D. C : Les clichés ont la vie dure, le sport est pris entre plusieurs représentations opposées. La droite a tendance à voir les hommes de gauche comme de frêles plaies végétaliennes, de faibles garçons de soja ; la gauche, en revanche, considère toujours la musculation comme un sport fasciste. Avec mes conférences sur la musculation, j’espère inspirer à récupérer cet espace. La gauche doit récupérer les gymnases, l’un des espaces les plus mixtes du moment. C’est le paradoxe ultime dans ce sport ! Certaines pratiques comme la musculation (ou musculation) et le powerlifting (ou force athlétique), qui consistent à soulever des barres (avec des charges plus lourdes et une amplitude de mouvement plus faible qu’en haltérophilie), restent associées à l’extrême droite, identitaire et néonazie.

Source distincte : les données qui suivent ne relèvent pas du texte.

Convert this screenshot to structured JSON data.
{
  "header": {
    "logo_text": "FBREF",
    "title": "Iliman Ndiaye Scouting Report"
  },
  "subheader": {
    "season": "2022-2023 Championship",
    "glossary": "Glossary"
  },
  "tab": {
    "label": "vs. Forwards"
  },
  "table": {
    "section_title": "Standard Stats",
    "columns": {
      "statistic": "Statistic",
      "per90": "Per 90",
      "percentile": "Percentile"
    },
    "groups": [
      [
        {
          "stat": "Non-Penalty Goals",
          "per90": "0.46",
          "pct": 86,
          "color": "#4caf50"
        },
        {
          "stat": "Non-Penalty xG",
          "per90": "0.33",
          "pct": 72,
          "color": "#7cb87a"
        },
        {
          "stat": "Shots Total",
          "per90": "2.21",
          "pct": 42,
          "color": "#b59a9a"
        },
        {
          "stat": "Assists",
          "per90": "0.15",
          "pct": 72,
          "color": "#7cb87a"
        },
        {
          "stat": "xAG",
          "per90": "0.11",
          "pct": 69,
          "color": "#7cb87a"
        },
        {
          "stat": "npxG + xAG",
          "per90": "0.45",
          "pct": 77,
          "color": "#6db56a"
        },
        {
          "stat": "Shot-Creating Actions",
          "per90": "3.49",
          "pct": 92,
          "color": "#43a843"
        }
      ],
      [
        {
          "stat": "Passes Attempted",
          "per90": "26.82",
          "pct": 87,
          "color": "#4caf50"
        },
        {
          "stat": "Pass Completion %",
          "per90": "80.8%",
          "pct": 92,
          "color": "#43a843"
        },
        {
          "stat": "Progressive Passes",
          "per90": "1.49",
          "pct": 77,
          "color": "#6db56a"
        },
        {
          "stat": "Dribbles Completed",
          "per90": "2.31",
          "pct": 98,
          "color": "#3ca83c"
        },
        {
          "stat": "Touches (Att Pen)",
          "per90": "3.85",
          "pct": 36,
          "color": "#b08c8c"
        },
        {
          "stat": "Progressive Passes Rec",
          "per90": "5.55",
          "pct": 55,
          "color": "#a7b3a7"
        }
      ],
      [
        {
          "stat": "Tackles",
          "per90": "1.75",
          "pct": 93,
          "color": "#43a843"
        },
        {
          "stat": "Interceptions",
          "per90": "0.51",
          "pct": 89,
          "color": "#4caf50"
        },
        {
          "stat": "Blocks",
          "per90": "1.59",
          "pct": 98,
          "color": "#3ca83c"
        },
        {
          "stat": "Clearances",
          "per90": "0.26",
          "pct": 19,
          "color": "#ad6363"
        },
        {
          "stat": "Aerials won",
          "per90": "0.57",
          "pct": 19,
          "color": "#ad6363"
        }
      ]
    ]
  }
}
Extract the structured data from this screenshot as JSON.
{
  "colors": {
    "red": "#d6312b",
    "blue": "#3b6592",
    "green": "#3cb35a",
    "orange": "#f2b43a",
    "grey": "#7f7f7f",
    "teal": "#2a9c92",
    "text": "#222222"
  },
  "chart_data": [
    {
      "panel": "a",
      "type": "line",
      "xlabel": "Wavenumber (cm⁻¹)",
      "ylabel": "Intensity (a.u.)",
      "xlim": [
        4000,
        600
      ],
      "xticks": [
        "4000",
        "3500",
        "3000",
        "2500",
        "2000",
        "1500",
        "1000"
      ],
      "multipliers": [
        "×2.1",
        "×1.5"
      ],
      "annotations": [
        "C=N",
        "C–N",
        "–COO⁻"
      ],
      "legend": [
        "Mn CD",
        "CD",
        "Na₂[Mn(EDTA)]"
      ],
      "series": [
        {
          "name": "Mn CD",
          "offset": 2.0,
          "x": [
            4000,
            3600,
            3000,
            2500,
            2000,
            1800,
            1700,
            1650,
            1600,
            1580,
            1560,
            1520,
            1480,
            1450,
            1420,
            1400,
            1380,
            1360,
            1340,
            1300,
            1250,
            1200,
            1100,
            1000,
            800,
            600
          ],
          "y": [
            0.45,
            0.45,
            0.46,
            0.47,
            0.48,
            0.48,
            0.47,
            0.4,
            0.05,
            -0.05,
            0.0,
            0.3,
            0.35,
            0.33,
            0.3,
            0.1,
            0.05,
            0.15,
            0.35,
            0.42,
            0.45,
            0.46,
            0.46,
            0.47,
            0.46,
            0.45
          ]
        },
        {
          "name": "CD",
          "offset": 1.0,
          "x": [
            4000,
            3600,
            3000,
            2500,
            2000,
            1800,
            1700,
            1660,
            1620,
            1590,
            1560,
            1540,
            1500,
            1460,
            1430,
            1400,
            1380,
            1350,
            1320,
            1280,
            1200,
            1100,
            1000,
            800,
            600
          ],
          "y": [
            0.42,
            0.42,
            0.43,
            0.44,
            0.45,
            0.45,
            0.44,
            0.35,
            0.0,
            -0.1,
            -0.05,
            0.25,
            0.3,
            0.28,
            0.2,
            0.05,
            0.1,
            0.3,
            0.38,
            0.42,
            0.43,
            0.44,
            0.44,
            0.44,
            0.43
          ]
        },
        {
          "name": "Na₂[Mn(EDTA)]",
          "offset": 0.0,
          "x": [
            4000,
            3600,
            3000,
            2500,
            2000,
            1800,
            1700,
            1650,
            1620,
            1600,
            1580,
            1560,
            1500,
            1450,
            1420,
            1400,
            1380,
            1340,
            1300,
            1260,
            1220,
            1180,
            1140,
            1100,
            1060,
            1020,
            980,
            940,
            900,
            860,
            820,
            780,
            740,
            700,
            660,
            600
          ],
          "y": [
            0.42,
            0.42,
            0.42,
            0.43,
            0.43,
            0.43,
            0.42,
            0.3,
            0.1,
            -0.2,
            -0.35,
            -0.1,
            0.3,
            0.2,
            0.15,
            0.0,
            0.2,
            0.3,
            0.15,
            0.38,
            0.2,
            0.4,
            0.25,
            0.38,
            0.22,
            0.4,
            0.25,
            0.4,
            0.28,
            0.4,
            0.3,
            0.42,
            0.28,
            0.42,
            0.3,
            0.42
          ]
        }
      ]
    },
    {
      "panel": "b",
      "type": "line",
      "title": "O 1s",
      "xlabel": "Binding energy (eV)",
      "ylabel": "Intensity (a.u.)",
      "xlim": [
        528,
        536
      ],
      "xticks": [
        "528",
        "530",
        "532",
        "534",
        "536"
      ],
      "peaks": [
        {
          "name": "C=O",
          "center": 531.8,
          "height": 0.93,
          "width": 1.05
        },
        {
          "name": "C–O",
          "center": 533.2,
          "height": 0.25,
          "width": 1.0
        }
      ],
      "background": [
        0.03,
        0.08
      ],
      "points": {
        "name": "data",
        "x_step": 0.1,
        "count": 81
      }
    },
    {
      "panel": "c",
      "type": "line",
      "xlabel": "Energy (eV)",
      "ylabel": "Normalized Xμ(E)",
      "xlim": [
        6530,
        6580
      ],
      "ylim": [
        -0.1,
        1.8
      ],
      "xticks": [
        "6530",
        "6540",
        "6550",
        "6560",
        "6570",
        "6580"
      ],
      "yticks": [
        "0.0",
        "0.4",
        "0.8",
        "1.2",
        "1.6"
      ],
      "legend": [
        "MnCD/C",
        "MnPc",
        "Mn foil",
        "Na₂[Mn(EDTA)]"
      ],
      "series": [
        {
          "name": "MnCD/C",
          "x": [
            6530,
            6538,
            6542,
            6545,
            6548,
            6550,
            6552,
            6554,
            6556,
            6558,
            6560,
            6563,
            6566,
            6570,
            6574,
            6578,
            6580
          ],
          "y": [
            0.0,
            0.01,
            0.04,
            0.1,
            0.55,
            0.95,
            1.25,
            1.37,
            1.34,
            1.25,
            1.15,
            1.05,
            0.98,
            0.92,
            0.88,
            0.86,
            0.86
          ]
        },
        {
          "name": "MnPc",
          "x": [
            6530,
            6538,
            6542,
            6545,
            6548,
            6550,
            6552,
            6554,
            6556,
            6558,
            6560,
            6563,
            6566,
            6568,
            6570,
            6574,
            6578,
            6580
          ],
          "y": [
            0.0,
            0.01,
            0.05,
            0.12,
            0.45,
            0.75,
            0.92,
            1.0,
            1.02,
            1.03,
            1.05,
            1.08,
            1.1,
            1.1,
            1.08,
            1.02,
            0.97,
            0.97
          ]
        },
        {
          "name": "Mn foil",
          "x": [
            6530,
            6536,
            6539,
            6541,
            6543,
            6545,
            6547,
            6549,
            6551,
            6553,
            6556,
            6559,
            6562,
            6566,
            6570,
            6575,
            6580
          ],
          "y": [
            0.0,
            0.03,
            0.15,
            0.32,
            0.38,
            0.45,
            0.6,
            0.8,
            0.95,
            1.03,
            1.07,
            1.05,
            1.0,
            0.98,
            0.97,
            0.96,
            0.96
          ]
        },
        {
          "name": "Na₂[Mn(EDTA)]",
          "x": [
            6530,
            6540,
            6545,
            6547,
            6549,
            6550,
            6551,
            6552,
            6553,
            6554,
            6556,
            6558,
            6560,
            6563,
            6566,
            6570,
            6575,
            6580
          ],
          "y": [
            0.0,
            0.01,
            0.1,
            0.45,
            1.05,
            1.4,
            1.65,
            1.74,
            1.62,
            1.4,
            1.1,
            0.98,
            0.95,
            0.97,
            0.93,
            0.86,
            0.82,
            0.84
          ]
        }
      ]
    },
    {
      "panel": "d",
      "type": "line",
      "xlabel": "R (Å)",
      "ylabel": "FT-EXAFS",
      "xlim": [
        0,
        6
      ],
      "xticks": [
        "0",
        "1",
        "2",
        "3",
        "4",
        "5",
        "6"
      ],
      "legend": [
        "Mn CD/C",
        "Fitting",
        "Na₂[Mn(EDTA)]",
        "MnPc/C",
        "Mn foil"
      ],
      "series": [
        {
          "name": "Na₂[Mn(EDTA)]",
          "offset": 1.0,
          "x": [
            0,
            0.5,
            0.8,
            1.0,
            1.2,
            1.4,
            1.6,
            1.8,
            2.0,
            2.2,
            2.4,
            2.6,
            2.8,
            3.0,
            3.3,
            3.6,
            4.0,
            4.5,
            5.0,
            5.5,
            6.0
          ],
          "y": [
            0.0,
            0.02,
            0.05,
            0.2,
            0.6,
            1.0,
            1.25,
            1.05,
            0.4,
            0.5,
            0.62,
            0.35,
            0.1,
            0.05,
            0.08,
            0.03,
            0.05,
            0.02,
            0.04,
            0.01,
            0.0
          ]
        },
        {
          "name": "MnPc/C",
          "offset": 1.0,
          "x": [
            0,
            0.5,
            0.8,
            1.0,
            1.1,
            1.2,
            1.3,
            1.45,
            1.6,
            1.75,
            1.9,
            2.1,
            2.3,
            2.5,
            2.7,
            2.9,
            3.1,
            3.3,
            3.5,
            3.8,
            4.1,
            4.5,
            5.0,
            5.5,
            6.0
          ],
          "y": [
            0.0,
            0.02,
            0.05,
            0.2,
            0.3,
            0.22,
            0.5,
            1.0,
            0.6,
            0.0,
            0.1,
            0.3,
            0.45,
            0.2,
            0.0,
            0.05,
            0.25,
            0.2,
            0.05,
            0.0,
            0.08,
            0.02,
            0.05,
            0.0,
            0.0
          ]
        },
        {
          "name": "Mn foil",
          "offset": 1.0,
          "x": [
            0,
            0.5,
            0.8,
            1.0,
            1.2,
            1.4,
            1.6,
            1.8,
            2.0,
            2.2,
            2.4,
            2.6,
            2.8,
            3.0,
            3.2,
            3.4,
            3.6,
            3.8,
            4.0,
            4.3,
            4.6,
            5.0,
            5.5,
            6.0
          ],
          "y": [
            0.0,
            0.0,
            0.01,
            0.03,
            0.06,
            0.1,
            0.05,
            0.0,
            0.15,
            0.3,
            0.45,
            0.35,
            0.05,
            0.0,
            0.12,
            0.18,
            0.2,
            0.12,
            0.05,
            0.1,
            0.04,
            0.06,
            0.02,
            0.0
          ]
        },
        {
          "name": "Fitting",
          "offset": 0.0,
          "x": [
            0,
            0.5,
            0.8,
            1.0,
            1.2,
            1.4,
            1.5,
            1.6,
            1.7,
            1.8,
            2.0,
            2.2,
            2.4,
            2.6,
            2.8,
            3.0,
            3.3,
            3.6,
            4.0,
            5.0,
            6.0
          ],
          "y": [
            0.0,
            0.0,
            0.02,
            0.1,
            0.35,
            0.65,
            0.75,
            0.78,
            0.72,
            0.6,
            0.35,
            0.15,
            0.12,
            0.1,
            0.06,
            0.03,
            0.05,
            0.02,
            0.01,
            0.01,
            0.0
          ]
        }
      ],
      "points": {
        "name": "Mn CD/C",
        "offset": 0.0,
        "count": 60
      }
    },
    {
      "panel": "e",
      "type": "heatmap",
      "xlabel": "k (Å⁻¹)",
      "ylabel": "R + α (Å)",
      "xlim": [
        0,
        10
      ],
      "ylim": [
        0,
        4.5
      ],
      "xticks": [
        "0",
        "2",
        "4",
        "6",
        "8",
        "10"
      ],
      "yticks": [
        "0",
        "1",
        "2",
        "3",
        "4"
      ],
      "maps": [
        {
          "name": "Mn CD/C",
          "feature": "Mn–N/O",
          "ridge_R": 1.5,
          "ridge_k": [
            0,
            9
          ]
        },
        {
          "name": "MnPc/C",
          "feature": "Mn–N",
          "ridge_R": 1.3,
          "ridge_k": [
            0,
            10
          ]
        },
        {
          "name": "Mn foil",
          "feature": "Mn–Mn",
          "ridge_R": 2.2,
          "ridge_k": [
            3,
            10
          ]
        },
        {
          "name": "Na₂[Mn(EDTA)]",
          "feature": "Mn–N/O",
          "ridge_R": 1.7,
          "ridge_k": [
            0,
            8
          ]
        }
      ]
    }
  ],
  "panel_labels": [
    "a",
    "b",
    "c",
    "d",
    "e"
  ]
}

Dans des salles spécialisées, on peut en effet vite affronter des mecs au crâne rasé et aux tatouages ​​suspects, ce qu’on ne verra jamais dans un Gigafit, où la mixité règne… En même temps, le mouvement positif du corps est essentiel comme privilège de la gauche . Et la musculation est essentiellement un sport qui promeut les mantras du mouvement : venez comme vous êtes, il y aura toujours des exercices qui vous conviennent, quel que soit votre niveau, votre morphologie, votre handicap. Il est difficile de faire plus universel. Pourtant, il est rejeté par la gauche en raison d’un imaginaire associé, à tort ou à raison, à une masculinité toxique. Cela crée un petit couac qui est destiné à éclater maintenant que les femmes s’invitent aussi dans les salles et sur YouTube…

A lire pour aller plus loin : La Fabrique du muscle paraîtra le 21 octobre 2022 aux éditions L’échappée.